不知道碍于什么关系,a市是没有直航班到芬兰首都赫尔辛基的,得从巴黎转机,合起来大概十七个小时的航行时间。
阑珊踏足到赫尔辛基这片土地的时候,是当地时间的六点十五分。一下机,阑珊迫不及待地给秦少毅报平安,然而手机显示的是关机状态。细想了下,a市大概也是中午了吧,如无意外秦少毅都上了航班,正在赶来与她会合。
接待阑珊的是一名中国籍导游,会说一口一流利略点家乡音的普通话。这导游是秦少毅的助理联系的,看上去也就二十来岁,带点青涩的模样,人却八面玲珑。
阑珊不知道秦少毅的秘书给这个导游付了多少报酬,值得她在机场守了一夜,虽然一夜未眠,但脸上毫无疲惫,仿佛是夏日里的一朵小花,神采奕奕。
“赵小姐,我先带你回酒店吧。”说着,小姑娘就接过她手里的行李袋,转身大步地往前迈。
到了现在,秦少毅的助理依然称呼她作赵小姐,而不是秦太太。她直觉的告诉她小张是知道她和秦少毅经已注册结婚,但他始终没有改过口。阑珊不是小心眼,而是觉得连对秦少毅的事知根知底,了如指掌的助理依久称呼她作小姐,即使在法律效力下他们已经是正式的夫妻关系,在现实中还是无名无份。就好似,在助理心里,她只不过老板的一个女朋友,而不是名门正娶。她不喜欢这种感觉。

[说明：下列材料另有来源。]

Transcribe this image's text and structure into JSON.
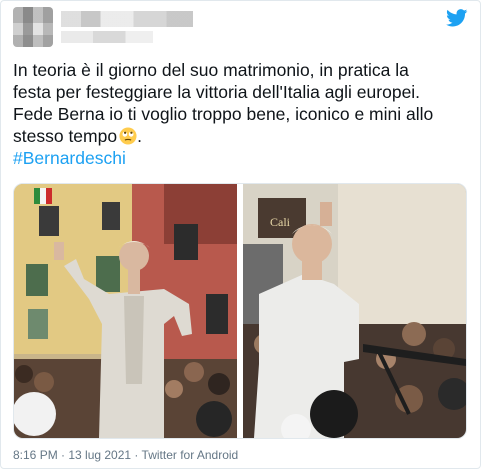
{
  "tweet": {
    "text_line1": "In teoria è il giorno del suo matrimonio, in pratica la",
    "text_line2": "festa per festeggiare la vittoria dell'Italia agli europei.",
    "text_line3": "Fede Berna io ti voglio troppo bene, iconico e mini allo",
    "text_line4": "stesso tempo",
    "text_line4_end": ".",
    "emoji": "rolling-eyes-emoji",
    "hashtag": "#Bernardeschi",
    "timestamp": "8:16 PM · 13 lug 2021 · Twitter for Android",
    "photo_left_sign": "",
    "photo_right_sign": "Cali"
  },
  "icons": {
    "brand": "twitter-bird-icon"
  },
  "colors": {
    "link": "#1da1f2",
    "meta": "#657786",
    "brand": "#1da1f2"
  }
}
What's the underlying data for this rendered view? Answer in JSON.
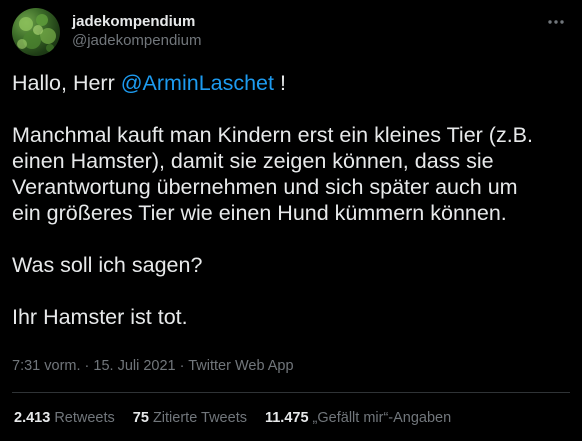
{
  "user": {
    "display_name": "jadekompendium",
    "handle": "@jadekompendium",
    "avatar_icon": "plant-avatar"
  },
  "tweet": {
    "line1_prefix": "Hallo, Herr ",
    "mention": "@ArminLaschet",
    "line1_suffix": " !",
    "para2_lines": [
      "Manchmal kauft man Kindern erst ein kleines Tier (z.B.",
      "einen Hamster), damit sie zeigen können, dass sie",
      "Verantwortung übernehmen und sich später auch um",
      "ein größeres Tier wie einen Hund kümmern können."
    ],
    "para3": "Was soll ich sagen?",
    "para4": "Ihr Hamster ist tot."
  },
  "meta": {
    "time": "7:31 vorm.",
    "separator": " · ",
    "date": "15. Juli 2021",
    "source": "Twitter Web App"
  },
  "stats": {
    "retweets_count": "2.413",
    "retweets_label": " Retweets",
    "quotes_count": "75",
    "quotes_label": " Zitierte Tweets",
    "likes_count": "11.475",
    "likes_label": " „Gefällt mir“-Angaben"
  },
  "colors": {
    "background": "#000000",
    "text": "#e7e9ea",
    "muted": "#71767b",
    "link": "#1d9bf0",
    "divider": "#2f3336"
  }
}
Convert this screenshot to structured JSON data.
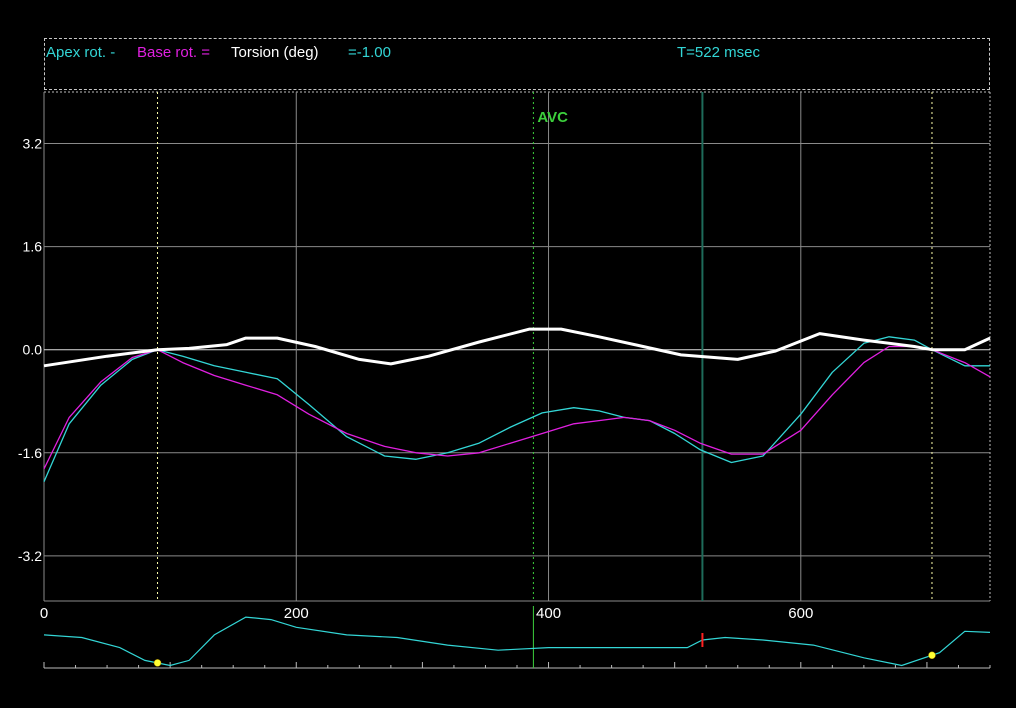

导游小姑娘意识到什么,突然放慢了脚步,转过头对她说:“忘了自我介绍,我叫司徒芯,你可以简称我为司徒的。”然后是大大的笑脸,露出一排称不上雪白但十分工整的贝壳牙齿。
碰着这场面,阑珊也不知道该回什么,于是也来一遍自我介绍:“我叫赵阑珊。”这活脱脱是联谊,一点也不像宾主关系。
司徒瞪大了眼珠,眼碌碌地念了一句诗:“‘那人却在灯火阑珊处’的阑珊么,真有诗情画意啊。”
阑珊呵呵笑了两声,默念了两遍自己的名字,阑珊,阑珊。的确诗情画意,可惜若干年之后,她的名字就是她的一道伤口。
蓦然回首,那人却在灯火阑珊处。然而人,会有多少个蓦然回首,只怕早就在那些横冲直撞的日子里,错过了那个守在灯火阑珊处的人。
赵阑珊下榻的酒店离机场并不远,的士沿着机场的路开往酒店。快接近七点的早上,天还是漆黑一片,犹如a市的深夜。天刚下过雪,车子并不好驶,远处的一排排的树上还挂着白皑皑的雪,俨如一队披着白色战衣等待上场的足球队。
第一次踏足外国的她,心情既恐慌又激动。恐慌是来自对一个城市的不信任。但是她相信自己会很快爱上这个城市的。
“在a市,即使是冬天,这个时候天也光了。”阑珊说,声音里是一丝丝的思念。她离开a市不足二十小时,她发现她无比想念它。或许是想念秦少毅。
“冬天赫尔辛基多数在冬眠,太阳也就出来四,五个小时。”司徒解释,“最北的地区有五十一天是没有太阳的。”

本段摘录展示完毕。